How have you seen back pain prevention and management strategies change throughout your career?

I have seen back pain prevention and management strategies go in and out of fashion over the years.  However, I have also seen a positive change in the focus of management strategies being centred around those living with pain and their opinions at the centre of designed strategies.  This approach has offered clinicians and researchers a unique and richer perspective than that offered by professionals alone.
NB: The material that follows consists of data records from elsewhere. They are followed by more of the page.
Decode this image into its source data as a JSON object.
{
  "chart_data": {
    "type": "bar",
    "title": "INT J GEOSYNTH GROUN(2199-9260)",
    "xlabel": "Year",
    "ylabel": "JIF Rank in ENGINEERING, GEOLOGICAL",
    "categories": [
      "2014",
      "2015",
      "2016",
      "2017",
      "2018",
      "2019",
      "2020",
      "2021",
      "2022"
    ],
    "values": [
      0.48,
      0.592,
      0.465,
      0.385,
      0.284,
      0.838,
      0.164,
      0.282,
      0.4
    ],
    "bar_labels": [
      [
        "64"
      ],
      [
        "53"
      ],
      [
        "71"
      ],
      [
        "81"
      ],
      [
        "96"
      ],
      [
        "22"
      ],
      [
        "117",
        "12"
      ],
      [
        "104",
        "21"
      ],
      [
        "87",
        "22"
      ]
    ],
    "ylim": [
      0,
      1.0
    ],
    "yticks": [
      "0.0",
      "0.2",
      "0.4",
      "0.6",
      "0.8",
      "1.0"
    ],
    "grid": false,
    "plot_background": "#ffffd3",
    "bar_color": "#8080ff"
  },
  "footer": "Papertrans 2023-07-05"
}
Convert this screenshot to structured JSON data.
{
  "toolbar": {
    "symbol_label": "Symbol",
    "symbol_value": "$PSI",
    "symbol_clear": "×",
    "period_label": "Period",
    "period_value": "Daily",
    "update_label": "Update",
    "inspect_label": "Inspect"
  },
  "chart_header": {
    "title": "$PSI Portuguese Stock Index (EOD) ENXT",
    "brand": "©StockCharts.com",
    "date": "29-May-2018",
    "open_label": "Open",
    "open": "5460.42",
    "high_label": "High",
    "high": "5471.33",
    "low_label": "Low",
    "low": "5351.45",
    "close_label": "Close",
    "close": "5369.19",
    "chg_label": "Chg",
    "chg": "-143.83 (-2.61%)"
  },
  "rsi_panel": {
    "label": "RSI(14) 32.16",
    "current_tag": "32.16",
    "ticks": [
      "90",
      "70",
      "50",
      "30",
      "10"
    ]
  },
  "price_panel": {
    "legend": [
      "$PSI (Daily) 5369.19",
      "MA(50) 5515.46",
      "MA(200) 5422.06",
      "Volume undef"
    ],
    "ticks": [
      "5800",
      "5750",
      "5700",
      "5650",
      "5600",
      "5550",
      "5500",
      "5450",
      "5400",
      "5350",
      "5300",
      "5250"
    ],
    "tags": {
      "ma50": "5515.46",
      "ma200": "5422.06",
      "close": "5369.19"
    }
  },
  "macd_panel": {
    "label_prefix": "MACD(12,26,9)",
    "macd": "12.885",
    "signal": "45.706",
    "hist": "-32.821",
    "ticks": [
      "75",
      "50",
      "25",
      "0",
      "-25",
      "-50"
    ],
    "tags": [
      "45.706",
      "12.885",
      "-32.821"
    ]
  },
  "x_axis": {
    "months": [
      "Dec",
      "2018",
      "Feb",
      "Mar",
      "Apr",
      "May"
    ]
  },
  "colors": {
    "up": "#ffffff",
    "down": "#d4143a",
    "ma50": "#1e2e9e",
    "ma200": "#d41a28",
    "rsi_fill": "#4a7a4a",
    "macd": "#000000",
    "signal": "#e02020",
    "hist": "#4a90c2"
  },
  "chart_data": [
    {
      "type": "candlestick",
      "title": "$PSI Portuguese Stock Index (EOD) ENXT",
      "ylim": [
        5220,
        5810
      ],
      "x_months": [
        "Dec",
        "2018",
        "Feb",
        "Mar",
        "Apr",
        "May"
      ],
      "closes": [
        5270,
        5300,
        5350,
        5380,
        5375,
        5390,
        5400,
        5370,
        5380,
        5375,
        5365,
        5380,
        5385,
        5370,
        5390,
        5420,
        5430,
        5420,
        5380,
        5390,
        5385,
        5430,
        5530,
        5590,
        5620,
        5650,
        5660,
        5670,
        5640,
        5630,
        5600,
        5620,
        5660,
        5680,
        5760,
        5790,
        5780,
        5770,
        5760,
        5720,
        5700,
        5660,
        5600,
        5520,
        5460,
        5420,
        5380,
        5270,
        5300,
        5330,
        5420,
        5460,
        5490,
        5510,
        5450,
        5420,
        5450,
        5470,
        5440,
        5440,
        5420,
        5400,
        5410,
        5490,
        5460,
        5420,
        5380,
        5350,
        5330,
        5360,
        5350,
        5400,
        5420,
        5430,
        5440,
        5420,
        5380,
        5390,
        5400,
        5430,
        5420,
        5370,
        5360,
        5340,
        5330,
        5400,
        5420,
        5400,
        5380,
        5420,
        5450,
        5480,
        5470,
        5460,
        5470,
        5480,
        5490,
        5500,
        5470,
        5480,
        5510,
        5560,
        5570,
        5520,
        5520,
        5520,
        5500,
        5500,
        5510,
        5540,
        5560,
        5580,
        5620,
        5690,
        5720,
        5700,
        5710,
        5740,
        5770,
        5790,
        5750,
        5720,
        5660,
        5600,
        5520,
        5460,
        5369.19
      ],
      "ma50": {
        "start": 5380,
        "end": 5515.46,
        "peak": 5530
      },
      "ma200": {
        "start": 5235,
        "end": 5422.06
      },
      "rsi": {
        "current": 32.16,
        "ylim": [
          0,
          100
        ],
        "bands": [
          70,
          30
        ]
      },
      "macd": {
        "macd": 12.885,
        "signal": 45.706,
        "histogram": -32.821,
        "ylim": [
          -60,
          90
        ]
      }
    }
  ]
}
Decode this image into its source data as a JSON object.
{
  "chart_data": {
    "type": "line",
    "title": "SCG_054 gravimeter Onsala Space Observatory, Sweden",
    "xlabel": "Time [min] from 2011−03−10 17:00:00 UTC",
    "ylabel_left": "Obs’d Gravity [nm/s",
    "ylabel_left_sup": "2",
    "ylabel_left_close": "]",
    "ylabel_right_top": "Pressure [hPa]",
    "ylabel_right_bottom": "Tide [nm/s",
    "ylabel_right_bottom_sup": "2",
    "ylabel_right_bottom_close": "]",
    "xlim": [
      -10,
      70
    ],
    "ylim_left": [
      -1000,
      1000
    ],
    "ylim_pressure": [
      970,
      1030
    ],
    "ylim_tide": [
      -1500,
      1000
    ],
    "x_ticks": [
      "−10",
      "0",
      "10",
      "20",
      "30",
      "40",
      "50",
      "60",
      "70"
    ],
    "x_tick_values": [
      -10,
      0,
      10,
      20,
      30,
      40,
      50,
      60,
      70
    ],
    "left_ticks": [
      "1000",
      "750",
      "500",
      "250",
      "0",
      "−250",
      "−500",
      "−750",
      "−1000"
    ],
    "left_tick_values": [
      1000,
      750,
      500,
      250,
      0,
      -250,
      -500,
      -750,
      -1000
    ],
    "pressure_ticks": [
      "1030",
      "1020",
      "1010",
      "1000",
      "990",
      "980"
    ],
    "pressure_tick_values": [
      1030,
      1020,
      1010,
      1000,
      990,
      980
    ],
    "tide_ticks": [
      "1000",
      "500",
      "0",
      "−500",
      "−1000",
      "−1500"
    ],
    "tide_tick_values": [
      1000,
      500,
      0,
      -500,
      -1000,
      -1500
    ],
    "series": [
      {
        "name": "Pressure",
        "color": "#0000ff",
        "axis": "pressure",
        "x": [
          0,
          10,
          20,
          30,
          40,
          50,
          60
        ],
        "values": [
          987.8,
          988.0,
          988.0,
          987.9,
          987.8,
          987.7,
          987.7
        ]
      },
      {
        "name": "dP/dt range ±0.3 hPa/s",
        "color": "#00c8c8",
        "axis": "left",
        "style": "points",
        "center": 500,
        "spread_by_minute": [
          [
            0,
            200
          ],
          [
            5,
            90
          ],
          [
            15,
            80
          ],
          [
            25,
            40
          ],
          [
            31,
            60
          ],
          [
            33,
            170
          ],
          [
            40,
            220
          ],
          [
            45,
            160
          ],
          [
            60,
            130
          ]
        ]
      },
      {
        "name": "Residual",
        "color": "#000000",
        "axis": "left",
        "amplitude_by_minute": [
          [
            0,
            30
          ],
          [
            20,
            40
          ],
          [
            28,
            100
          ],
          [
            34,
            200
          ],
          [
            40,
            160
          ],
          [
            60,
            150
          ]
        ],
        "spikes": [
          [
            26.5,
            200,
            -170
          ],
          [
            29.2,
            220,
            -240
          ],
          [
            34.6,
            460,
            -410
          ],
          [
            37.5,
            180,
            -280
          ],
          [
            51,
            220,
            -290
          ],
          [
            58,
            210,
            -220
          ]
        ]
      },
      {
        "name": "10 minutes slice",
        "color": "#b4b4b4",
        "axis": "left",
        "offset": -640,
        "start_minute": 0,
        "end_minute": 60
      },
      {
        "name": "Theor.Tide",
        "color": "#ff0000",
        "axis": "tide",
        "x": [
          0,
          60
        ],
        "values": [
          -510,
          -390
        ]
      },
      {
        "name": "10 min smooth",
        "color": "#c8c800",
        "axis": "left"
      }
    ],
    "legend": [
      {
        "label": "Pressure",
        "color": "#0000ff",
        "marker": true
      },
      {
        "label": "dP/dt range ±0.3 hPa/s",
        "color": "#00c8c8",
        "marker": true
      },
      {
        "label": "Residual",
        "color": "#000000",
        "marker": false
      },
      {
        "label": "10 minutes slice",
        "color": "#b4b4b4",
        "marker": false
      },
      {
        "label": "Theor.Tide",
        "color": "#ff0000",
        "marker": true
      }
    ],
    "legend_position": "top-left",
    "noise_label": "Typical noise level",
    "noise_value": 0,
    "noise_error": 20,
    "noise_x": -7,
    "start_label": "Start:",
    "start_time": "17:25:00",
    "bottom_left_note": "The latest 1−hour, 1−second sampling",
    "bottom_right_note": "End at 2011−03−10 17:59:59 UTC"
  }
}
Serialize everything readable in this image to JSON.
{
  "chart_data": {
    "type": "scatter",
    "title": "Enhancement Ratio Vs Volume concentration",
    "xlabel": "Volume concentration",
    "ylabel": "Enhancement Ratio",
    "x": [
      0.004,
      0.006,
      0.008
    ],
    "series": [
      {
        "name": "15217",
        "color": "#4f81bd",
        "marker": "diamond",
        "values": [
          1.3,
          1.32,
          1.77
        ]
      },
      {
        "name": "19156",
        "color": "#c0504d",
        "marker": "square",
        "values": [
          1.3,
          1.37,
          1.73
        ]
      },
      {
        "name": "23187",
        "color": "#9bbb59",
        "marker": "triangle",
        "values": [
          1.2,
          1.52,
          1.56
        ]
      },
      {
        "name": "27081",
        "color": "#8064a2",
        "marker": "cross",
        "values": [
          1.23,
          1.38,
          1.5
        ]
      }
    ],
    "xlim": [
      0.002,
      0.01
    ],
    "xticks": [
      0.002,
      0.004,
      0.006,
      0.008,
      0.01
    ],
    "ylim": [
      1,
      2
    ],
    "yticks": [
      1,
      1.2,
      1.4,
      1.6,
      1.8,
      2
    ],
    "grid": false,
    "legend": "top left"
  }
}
Nevertheless, it remains true that back pain continues to be a significant global burden and that the majority of management strategies have limited efficacy.  Those approaches based on exercise and education seem to be the most effective yet, conversely, are the least utilised or advocated.  It continues to be the case that expensive short-term approaches that offer little relief are more frequently used, despite the evidence.

It is my hope that the Global Year About Back Pain 2021 will; highlight the evidence for and against the existing management approaches of back pain; offer further information for identifying research gaps and bring together professionals and those living with pain.  Our collaborative approach aims to access and assist the wider community of pain professionals and those living with pain, so we can continue to improve on the treatment and management of back pain on a global scale.